Regia: Ingmar Bergman
Soggetto e Sceneggiatura: Ingmar Bergman
Fotografia: Sven Nykvist
Scenografia: P.A. Lundgren
Montaggio: Ulla Ryghe
Musiche: Erik Nordgren
Cast: Gunnar Björnstrand, Max Von Sydow, Gunnel Lindblom, Ingrid Thulin
Produzione: Allan Ekelund (Svezia, 1962)
Durata: 80’
Una Chiesa spoglia di tutti i suoi orpelli ornamentali; un villaggio sperduto della Svezia e le sue case isolate dal resto del mondo; una luce, la più naturale possibile; un sole coperto dal grigiore della fede e la neve a fare da manto a tutte le sbiadite certezze. Si presenta così, il film di Ingmar Bergman e del suo maestro della fotografia Sven Nykvist.
Ispirato alla figura del padre del regista, che fu un pastore protestante, Luci d’inverno (facente parte della trilogia sul silenzio di Dio, assieme a Come in uno specchio e Il silenzio), racconta la storia di Tomas, prete che ha appena perso l’adorata moglie e che attraversa uno stato di estremo disagio, spia di una profonda crisi interiore. La sua è una crisi intima, silenziosa, disadorna. Tante persone urgono un aiuto e gli si presentano disperate in cerca di soluzioni agli enigmi della solitudine, come la maestra del villaggio, Marta, che tenta di risvegliare la coscienza lacerata dell’uomo, spento dentro le mura della macilenta chiesa.
Ambientato in un nuvoloso giorno di Novembre, racchiuso in un arco temporale che va da mezzogiorno alle tre del pomeriggio e girato in 56 giorni, l’impietoso dramma da camera del regista svedese è di un realismo di rigore assoluto che riflette, attraverso la figura del pastore, il dilemma esistenziale sulla dispersione dei valori e dei sentimenti, soffocati dalle innumerevoli domande senza risposte dell’uomo. L’aggancio con la vita ultraterrena può avvenire soltanto con la profonda e veritiera fede che in Terra non ha appigli perché la sofferenza e la nullità degli ideali ha preso il sopravvento. Un fedele, in un dibattito con il pastore, in una significativa scena del film, gli ricorda che in fin dei conti lo stesso Gesù soffrì, ma ciò avvenne per sole 4 ore, mentre noi sembriamo condannati a gestire le sofferenze, perpetrate nel tempo, attraverso un’esistenza intera. Gesù dubitò della protezione del Santo Padre, nel momento in cui fu crocefisso, pur avendo portato la Parola nella Fede come esemplare di assoluta verità.

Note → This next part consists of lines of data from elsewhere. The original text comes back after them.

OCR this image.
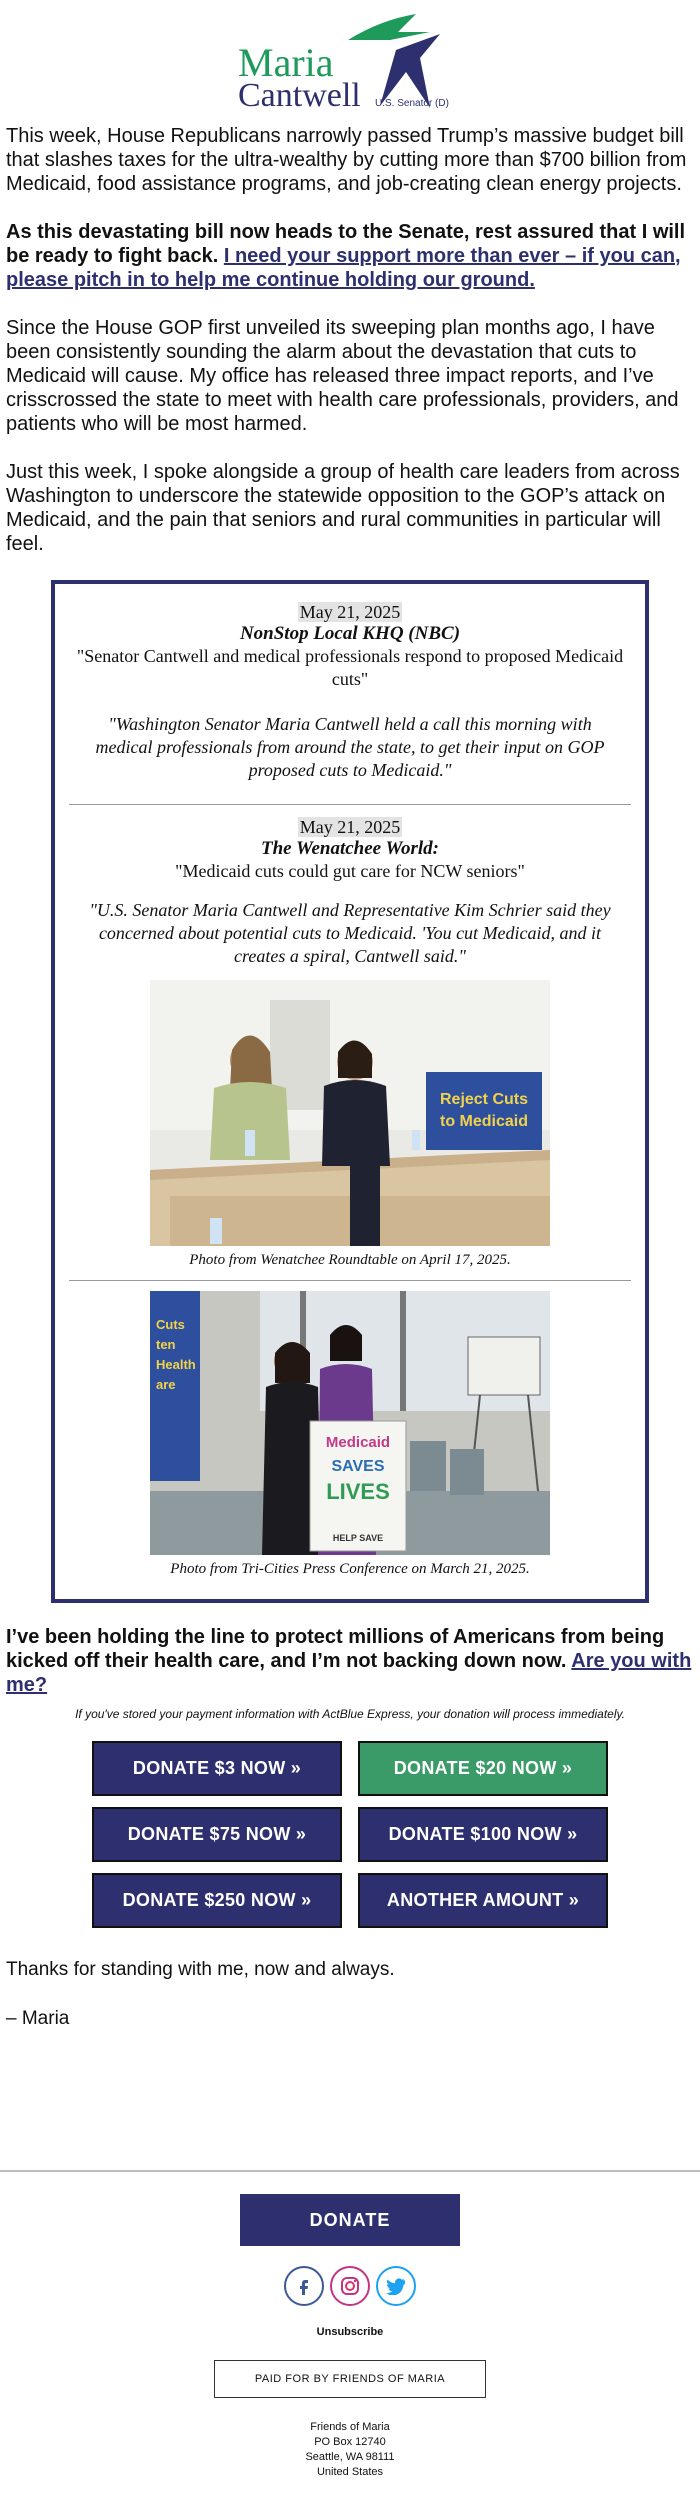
Maria
Cantwell U.S. Senator (D)

This week, House Republicans narrowly passed Trump’s massive budget bill that slashes taxes for the ultra-wealthy by cutting more than $700 billion from Medicaid, food assistance programs, and job-creating clean energy projects.

As this devastating bill now heads to the Senate, rest assured that I will be ready to fight back. I need your support more than ever – if you can, please pitch in to help me continue holding our ground.

Since the House GOP first unveiled its sweeping plan months ago, I have been consistently sounding the alarm about the devastation that cuts to Medicaid will cause. My office has released three impact reports, and I’ve crisscrossed the state to meet with health care professionals, providers, and patients who will be most harmed.

Just this week, I spoke alongside a group of health care leaders from across Washington to underscore the statewide opposition to the GOP’s attack on Medicaid, and the pain that seniors and rural communities in particular will feel.

May 21, 2025
NonStop Local KHQ (NBC)
"Senator Cantwell and medical professionals respond to proposed Medicaid cuts"
"Washington Senator Maria Cantwell held a call this morning with medical professionals from around the state, to get their input on GOP proposed cuts to Medicaid."
May 21, 2025
The Wenatchee World:
"Medicaid cuts could gut care for NCW seniors"
"U.S. Senator Maria Cantwell and Representative Kim Schrier said they concerned about potential cuts to Medicaid. 'You cut Medicaid, and it creates a spiral, Cantwell said."
Reject Cuts
to Medicaid
Photo from Wenatchee Roundtable on April 17, 2025.
Cuts
ten
Health
are
Medicaid
SAVES
LIVES
HELP SAVE
Photo from Tri-Cities Press Conference on March 21, 2025.

I’ve been holding the line to protect millions of Americans from being kicked off their health care, and I’m not backing down now. Are you with me?

If you've stored your payment information with ActBlue Express, your donation will process immediately.

DONATE $3 NOW »	DONATE $20 NOW »
DONATE $75 NOW »	DONATE $100 NOW »
DONATE $250 NOW »	ANOTHER AMOUNT »

Thanks for standing with me, now and always.

– Maria

DONATE
Unsubscribe
PAID FOR BY FRIENDS OF MARIA
Friends of Maria
PO Box 12740
Seattle, WA 98111
United States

Bergman controlla la materia con un’aderenza alle psicologie ed ai tormenti dei personaggi, assolutamente straordinari e inconsueti, con una nota drammaturgica in più rispetto ai maestri Dreyer e Bresson (Bergman proveniva dal teatro che non ha mai abbandonato veramente). Nykvist costruì delle grandi cornici di legno rivestite di carta oleata, verso cui fece convogliare la luce, ottenendo un effetto di illuminazione indiretta che contribuì enormemente agli effetti realistici e magici della fotografia del film. La luce, in esterno, genera una pasta uniforme di toni che contrasta, in un pulviscolo di umori, le spente anime degli uomini che accompagnano la storia del film.
L’uomo e il suo intirizzito microcosmo interiore amplificano la distanza assoluta tra l’umana conoscenza e il divino. Il pastore Tomas conduce il rito per l’ennesima volta e la scelta stilistica del regista, nel modo in cui lo inquadra e lo sospende con la fine della “recita”, ne denuncia tutta la sua artificiosità meccanizzata e faziosa. La gente ascolta a breve distanza, nella consapevolezza di un abisso siderale che ormai li divide dall’altare della sapienza.